P.S. The one other person to ask me to write something for him shortly before he died, by the way, was fellow Brown student Dan Shuster, who committed suicide in 1990 shortly after asking me to write a screenplay about a man as fed up with the modern world as Dan turned out to be who, in the imagined opening scene, finally snaps during a particularly bad traffic jam and goes on a shooting rampage for the rest of the film. I’m going to let myself off the hook on writing up that one, though, since a mere three years later Falling Down with Michael Douglas began exactly as Dan wanted — though Dan was basically a frustrated, angry Buddhist, while the Falling Down character was an expression of paleoconservative rage — long before most people had ever heard the term “paleoconservative” — right down to his objection to foreign trade and bland franchise stores, his loss of purpose after the Cold War, his flirtation with militia-style racism, and his resentment of encroaching New Age religiosity. Strange that the screenwriters had diagnosed a movement and turned it into a film so long before the impact of that movement (most visibly represented by Pat Buchanan) had really been felt on the national stage.
6 comments:
Todd, as you mention the themes in The Ton Beau…recur in strange loop, more so than themes in Godel Escher Bach. Hofstader’s thinking and writing seem so rich and broad that it provokes a range of different responses, but his ideas (memes?) live on.

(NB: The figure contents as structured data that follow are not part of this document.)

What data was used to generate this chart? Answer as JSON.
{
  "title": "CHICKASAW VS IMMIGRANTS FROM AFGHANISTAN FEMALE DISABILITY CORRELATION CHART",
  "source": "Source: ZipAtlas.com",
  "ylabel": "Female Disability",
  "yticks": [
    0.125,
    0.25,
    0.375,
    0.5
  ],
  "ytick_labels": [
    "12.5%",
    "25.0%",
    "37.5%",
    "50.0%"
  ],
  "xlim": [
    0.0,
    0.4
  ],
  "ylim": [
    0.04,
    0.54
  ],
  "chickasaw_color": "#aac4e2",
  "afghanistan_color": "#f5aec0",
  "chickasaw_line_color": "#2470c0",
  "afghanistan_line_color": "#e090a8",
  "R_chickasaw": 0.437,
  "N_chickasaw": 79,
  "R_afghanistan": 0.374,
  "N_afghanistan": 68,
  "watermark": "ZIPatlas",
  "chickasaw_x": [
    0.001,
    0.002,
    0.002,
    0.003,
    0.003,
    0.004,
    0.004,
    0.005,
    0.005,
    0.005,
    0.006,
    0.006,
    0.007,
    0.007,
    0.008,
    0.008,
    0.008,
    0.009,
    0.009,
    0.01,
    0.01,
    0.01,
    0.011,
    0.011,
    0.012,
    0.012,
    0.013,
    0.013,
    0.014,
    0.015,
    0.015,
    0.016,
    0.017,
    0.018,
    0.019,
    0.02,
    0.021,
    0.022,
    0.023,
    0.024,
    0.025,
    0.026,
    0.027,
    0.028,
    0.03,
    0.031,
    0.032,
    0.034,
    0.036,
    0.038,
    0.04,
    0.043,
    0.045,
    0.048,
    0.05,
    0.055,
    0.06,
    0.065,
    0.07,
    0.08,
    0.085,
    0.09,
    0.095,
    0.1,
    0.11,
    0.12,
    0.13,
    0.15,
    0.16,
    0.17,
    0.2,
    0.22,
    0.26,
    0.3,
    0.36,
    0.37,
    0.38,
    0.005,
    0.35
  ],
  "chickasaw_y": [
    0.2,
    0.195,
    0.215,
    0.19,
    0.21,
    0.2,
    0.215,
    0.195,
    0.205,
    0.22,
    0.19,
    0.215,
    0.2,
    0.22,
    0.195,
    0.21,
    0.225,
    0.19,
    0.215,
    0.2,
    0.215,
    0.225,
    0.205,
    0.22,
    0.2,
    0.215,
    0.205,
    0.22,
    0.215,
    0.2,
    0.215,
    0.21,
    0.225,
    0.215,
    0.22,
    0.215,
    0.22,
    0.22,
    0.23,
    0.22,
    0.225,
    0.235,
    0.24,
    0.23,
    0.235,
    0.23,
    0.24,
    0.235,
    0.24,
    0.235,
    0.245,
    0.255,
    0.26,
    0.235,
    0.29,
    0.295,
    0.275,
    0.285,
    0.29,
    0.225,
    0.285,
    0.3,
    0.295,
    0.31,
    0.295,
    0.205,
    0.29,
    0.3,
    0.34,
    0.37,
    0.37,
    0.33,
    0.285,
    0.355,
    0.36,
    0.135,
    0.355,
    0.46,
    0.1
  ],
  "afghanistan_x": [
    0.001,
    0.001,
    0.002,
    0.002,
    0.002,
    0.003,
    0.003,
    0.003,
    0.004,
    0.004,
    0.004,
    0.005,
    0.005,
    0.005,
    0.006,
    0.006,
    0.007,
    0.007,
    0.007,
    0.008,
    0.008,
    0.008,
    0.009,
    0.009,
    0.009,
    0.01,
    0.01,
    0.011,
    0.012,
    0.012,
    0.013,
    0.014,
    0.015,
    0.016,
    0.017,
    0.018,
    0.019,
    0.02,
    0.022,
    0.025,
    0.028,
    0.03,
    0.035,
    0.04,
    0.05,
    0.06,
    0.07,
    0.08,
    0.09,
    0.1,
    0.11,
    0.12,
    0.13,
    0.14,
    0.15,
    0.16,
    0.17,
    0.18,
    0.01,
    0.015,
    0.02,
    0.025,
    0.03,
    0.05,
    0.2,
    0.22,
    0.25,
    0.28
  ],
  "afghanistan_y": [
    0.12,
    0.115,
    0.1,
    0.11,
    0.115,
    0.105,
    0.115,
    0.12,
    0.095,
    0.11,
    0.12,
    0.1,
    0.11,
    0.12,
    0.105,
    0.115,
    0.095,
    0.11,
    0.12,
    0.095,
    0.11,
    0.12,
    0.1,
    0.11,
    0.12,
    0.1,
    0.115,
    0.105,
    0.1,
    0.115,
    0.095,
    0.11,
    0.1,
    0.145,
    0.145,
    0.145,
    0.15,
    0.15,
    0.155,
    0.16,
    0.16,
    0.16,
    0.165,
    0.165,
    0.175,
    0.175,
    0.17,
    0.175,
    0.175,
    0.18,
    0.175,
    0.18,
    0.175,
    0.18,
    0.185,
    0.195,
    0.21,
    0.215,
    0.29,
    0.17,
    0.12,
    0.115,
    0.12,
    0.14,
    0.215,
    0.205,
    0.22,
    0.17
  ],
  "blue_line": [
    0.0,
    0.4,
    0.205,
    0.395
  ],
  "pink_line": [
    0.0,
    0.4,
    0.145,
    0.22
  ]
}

One little game I sometimes play is looking for GEB in bookshops and library catalogues to see where it is classified, is it science, philosophy, AI, Maths, Art, Music logic or what? I’m interested that it seems to have hit your button for the religion/atheism/morality/politics debate that seems to be raging in the US at the moment.
Anyway, I’ll link your blog item to the other reviews/responses I have of Strange Loop at http://www.squidoo.com/strange-loop/
Re the crazy stuff about atheists not being capable of feeling the same way as theists to the horrors of modern life or ethical dilemmas, I like Dan Dennetts comment that we are all atheists, some people don’t believe any gods, most people seem to disbelieve all gods except for their favourite.
Aren’t atheists just theists worshiping their favorite god: nada, nyet, /dev/null, {empty set}?
Aren’t theists just anthropomorphizing the emptiness?
Penn Gillette’s contribution to NPR’s This I Believe, entitled I Believe There Is No God, also quite eloquently demonstrates that atheists have feelings, too.
Clara: It could be theists–or else it could be God– anthropromorphizing. Ironically, atheists appeal to teleology to hang it on theists.
Laura: I’m glad that Penn is as familiar with socratic proof as the apostle Paul or the deacon Stephen. I guess it’s all greek to theists and atheists, in the blogs of the anglosphere, anyhoo.
I’m not commenting on whatever this page is about; rather I am commenting as a Geer, specifically the son of Earl Geer and a farmer, to inquire of the author whether we might compare notes.